Elaborating on the cyclical nature of the latest downturn, Kaloo pointed to the post-crisis growth of emerging economies. After the crisis, EMs (and the companies within them) grew quickly. This resulted in a sharp rise in imports, paired with flat export growth—an unsustainable model, in Kaloo’s view. On the upside, trade balances have improved since the start of 2014 and have mainly balanced, with EM (ex-China) slightly outpacing the “fragile five”— India, Indonesia, Turkey, South Africa and Brazil.
For much of 2013, investors worried about the future of those countries. In 2014, their economies have improved dramatically. In Kaloo’s view, these economies have been forced to tackle their issues “the old-fashioned way”—by slowing the growth of credit and raising interest rates.
Kaloo concluded that being negative on emerging markets is the popular but misguided view of the moment. “What is happening in emerging markets is a cyclical adjustment,” he reaffirmed in closing. “These things happen. The cost of capital is going up and it’s forcing discipline on many companies and countries and they are adjusting.” Emerging markets continue to see an emergence of a new “business class” who understand what is necessary to build a profitable business.
Kalooreinforced that investing in emerging markets is always about companies, not countries. With emerging market companies refocusing on their operating margins, he expects profits to improve significantly within a year. Citing improving balance sheets, hopeful election results and a return to profitability, Aberdeen’s Head of Global Emerging Markets finally assigned a positive prognosis: emerging markets are alive and kicking.
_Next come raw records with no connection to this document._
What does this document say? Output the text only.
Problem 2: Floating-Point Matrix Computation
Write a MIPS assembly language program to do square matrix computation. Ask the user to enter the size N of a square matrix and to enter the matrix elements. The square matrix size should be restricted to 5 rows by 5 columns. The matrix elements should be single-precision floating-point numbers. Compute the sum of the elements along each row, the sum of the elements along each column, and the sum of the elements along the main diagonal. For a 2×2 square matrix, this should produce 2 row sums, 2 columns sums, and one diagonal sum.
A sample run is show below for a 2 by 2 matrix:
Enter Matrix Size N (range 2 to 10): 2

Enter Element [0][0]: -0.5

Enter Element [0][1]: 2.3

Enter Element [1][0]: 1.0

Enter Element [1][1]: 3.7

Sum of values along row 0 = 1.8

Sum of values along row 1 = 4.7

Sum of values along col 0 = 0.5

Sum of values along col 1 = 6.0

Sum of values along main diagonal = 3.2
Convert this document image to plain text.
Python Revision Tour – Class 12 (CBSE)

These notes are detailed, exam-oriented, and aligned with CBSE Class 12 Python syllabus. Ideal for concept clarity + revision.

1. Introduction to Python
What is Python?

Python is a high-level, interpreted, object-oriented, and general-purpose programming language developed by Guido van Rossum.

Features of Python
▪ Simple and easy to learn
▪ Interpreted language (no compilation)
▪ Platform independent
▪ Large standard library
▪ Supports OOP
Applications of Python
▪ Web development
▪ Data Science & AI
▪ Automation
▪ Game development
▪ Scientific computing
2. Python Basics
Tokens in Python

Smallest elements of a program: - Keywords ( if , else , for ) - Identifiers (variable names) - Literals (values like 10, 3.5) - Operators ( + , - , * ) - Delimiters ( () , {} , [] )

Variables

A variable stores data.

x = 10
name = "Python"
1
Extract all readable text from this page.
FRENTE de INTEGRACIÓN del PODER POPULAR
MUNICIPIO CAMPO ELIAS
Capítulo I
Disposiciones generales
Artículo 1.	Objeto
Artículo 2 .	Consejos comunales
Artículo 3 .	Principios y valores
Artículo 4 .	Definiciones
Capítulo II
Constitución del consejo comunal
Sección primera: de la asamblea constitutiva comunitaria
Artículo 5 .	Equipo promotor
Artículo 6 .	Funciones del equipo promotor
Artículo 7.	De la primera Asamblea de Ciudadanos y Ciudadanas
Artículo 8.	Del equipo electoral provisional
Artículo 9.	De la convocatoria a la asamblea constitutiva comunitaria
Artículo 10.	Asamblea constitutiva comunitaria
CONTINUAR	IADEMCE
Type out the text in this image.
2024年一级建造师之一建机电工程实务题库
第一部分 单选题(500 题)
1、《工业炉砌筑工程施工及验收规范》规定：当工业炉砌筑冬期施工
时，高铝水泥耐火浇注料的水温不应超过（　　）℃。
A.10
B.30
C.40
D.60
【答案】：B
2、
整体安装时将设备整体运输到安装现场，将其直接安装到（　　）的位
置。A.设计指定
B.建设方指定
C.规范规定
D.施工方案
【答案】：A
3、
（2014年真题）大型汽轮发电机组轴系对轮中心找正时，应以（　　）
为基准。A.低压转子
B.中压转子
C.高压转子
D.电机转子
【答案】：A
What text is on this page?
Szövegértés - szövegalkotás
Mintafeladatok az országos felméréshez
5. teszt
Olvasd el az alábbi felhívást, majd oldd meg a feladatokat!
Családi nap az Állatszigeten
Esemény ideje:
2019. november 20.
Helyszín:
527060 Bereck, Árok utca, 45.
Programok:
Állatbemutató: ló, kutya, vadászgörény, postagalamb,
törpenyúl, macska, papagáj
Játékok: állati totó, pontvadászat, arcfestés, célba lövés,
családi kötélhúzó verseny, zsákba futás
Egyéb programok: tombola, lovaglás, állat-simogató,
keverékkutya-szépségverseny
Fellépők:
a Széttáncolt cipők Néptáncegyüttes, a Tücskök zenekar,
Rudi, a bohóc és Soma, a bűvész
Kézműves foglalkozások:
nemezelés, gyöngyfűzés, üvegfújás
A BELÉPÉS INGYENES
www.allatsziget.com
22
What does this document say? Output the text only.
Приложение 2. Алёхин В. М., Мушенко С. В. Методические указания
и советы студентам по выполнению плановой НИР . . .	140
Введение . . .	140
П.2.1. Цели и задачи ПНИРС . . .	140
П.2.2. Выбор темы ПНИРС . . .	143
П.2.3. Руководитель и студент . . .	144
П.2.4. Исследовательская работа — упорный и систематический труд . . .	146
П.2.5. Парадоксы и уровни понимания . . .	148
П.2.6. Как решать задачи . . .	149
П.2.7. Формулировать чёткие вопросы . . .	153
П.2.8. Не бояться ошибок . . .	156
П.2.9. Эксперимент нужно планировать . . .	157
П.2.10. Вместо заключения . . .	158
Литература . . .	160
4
Devan Kaloo joined Aberdeen in 2000 on the Asian portfolio team before becoming responsible for the Asian ex Japan region as well as regional portfolios within emerging market mandates and technology stocks. Previously, Devan worked on the North American desk before transferring to the global asset allocation team and then Asian portfolios. Devan graduated with a MA (Hons) in Management and International Relations from The University of St Andrews and a postgraduate degree in Investment Analysis from The University of Stirling.